Стан союзников представлял теперь живую картину всех ужасов сражения и торжества победы: стрелки стягивались, отряды соединялись, раненых носили сквозь биваки, которые разрастались с неимоверною скоростию; легко раненые шли, опираясь на свои ружья; все искали своих полков, и когда шумная молодежь вышла на шоссе большой дороги, между множества конных и пеших, которые толпились во всех направлениях, увидели они кирасира, который вел на поводу раненую лошадь и плакал. Это удивило любопытных; около него собрался кружок; все спрашивали, о чем он плачет?

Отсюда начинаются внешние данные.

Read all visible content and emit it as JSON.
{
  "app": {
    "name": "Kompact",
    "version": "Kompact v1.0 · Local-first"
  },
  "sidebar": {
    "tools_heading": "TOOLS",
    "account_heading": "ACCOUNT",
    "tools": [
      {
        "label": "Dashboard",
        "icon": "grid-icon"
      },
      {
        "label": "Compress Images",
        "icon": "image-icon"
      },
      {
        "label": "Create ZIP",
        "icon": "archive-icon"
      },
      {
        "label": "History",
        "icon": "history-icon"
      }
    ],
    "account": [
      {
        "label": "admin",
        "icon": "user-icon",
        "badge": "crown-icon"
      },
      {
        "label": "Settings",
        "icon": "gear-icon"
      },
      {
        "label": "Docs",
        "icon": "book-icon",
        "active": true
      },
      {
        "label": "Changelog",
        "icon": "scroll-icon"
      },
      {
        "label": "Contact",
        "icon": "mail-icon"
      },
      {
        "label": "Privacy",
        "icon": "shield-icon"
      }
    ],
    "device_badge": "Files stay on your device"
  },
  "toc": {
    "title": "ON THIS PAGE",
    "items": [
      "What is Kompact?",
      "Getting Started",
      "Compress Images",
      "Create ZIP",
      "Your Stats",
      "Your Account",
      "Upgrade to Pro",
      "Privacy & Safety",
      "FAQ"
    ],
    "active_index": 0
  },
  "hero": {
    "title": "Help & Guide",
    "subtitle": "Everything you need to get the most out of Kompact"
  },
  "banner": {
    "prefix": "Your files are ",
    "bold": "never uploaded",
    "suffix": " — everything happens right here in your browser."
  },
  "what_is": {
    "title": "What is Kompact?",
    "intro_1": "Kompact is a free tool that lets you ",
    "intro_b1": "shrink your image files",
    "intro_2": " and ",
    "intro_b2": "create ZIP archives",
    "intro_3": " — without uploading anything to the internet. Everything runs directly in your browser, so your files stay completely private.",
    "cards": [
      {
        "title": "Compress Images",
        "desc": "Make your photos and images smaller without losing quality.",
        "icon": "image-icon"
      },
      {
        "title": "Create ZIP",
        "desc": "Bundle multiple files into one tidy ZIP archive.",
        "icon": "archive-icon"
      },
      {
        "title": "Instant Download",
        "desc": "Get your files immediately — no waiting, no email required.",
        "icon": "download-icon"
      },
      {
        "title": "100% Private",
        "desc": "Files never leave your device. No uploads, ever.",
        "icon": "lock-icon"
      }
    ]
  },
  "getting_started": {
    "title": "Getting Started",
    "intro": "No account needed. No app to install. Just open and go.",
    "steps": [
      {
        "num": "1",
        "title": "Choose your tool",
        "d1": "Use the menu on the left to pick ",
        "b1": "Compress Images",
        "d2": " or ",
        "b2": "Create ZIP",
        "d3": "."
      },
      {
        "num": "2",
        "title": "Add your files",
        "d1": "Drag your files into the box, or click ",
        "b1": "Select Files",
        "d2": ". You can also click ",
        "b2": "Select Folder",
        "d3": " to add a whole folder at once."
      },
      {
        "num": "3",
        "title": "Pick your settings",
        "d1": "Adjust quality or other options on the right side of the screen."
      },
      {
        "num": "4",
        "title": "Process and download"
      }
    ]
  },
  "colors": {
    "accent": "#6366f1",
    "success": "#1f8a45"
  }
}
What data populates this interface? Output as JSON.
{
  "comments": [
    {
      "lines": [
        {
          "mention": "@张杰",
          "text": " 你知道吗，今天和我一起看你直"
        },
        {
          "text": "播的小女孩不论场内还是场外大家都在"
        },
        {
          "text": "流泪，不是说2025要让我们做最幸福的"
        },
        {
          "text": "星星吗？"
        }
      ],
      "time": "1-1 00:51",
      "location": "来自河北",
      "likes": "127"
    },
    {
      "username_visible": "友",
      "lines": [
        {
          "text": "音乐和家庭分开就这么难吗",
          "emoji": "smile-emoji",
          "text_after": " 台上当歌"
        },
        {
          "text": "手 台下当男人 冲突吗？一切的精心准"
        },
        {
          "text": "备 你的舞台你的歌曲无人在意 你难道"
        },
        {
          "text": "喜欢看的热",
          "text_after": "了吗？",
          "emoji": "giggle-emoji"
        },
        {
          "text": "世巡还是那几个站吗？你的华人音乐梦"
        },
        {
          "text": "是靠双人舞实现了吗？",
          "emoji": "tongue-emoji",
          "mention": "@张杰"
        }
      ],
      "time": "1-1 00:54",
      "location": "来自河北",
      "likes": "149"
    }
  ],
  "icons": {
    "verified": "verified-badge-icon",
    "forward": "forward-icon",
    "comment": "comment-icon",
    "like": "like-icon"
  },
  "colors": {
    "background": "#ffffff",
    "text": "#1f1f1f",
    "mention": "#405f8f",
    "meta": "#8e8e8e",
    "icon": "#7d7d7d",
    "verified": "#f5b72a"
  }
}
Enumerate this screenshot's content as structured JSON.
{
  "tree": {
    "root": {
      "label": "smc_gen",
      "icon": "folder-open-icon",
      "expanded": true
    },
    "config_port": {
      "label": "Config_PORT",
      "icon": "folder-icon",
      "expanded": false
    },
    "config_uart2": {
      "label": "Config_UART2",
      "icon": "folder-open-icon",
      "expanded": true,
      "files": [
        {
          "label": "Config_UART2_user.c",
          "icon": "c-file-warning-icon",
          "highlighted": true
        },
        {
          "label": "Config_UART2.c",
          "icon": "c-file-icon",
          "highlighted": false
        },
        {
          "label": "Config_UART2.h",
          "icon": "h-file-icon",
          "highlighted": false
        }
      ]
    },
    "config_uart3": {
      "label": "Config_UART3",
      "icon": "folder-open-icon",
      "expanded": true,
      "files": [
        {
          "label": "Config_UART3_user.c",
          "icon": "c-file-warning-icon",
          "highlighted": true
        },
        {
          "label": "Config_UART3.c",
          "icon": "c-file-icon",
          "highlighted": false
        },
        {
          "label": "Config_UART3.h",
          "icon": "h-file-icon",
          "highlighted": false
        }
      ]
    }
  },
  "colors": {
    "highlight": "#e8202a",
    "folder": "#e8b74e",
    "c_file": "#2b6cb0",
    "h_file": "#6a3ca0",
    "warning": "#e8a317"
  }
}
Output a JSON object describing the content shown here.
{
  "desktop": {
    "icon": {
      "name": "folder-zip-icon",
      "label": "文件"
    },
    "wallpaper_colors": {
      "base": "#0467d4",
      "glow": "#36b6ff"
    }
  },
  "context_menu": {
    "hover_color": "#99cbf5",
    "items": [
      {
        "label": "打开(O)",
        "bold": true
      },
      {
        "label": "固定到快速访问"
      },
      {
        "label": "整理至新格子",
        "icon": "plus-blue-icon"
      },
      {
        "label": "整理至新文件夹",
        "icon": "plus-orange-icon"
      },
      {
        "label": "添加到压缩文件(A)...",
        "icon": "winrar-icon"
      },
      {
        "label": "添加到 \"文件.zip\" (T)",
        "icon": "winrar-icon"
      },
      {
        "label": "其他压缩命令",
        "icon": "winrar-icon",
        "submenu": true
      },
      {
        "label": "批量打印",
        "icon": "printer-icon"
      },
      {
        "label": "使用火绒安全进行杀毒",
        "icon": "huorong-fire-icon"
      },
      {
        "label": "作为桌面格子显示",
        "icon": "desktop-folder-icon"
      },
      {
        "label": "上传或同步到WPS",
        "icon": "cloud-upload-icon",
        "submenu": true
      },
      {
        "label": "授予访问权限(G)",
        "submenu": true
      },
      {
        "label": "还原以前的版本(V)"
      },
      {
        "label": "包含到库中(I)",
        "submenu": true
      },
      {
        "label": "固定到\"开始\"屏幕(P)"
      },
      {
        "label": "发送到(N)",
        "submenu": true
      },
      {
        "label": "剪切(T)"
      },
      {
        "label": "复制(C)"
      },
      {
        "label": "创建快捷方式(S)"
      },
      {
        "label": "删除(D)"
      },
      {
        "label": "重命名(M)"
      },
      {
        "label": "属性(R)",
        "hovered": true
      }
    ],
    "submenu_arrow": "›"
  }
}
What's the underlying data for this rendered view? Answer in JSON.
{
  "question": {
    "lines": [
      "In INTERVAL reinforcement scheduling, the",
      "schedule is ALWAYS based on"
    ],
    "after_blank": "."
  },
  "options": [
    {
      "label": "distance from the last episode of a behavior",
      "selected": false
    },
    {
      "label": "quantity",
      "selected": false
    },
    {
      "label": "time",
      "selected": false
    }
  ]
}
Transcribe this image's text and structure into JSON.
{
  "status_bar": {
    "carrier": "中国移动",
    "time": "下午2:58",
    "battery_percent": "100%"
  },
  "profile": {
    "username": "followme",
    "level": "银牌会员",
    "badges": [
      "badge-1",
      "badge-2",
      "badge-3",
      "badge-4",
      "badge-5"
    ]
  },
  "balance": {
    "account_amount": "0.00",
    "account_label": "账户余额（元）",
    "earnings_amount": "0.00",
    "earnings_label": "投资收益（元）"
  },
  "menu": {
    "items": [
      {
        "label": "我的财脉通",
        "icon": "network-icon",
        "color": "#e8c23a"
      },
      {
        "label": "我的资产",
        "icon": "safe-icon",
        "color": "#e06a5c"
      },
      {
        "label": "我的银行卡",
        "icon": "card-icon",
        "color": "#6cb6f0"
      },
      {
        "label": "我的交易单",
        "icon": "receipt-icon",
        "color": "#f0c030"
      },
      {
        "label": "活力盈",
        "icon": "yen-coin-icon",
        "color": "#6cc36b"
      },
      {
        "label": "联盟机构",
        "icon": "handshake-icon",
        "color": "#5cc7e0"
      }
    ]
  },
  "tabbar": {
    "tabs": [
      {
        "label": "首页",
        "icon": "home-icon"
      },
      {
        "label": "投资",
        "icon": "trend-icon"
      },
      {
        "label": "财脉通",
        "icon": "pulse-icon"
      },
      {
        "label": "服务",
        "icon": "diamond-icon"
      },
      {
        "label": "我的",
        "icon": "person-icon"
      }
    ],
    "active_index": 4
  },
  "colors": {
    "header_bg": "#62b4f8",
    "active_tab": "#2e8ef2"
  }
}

Широкоплечий малороссиянин рассказал, что он всю службу не расставался с этою лошадью, свыкся с нею, как с родною, и теперь не может без горя видеть, что она тяжело ранена.
– Ну, куда же ты ведешь ее? видишь ли, как она мучится?
– Неужели хочешь, чтоб она издохла среди бивака? вылечить ее нельзя.
Кирасир остановился, начал ласкать бедное животное; слезы лились по загорелым щекам и порыжелым усам; когда он снимал седло и мундштук, он вытащил свой огромный палаш: «Когда так – нечего делать, – сказал он, – по крайней мере ты не будешь мучиться… прощай, Налетушко!..» – с этими словами он отвернулся, вонзил неверною рукою палаш под левую лопатку лошади – и пошел всхлипывая и закрыл руками глаза.
Офицеры безмолвно глядели ему вслед… но вскоре другие сцены и новые толпы развлекли их внимание.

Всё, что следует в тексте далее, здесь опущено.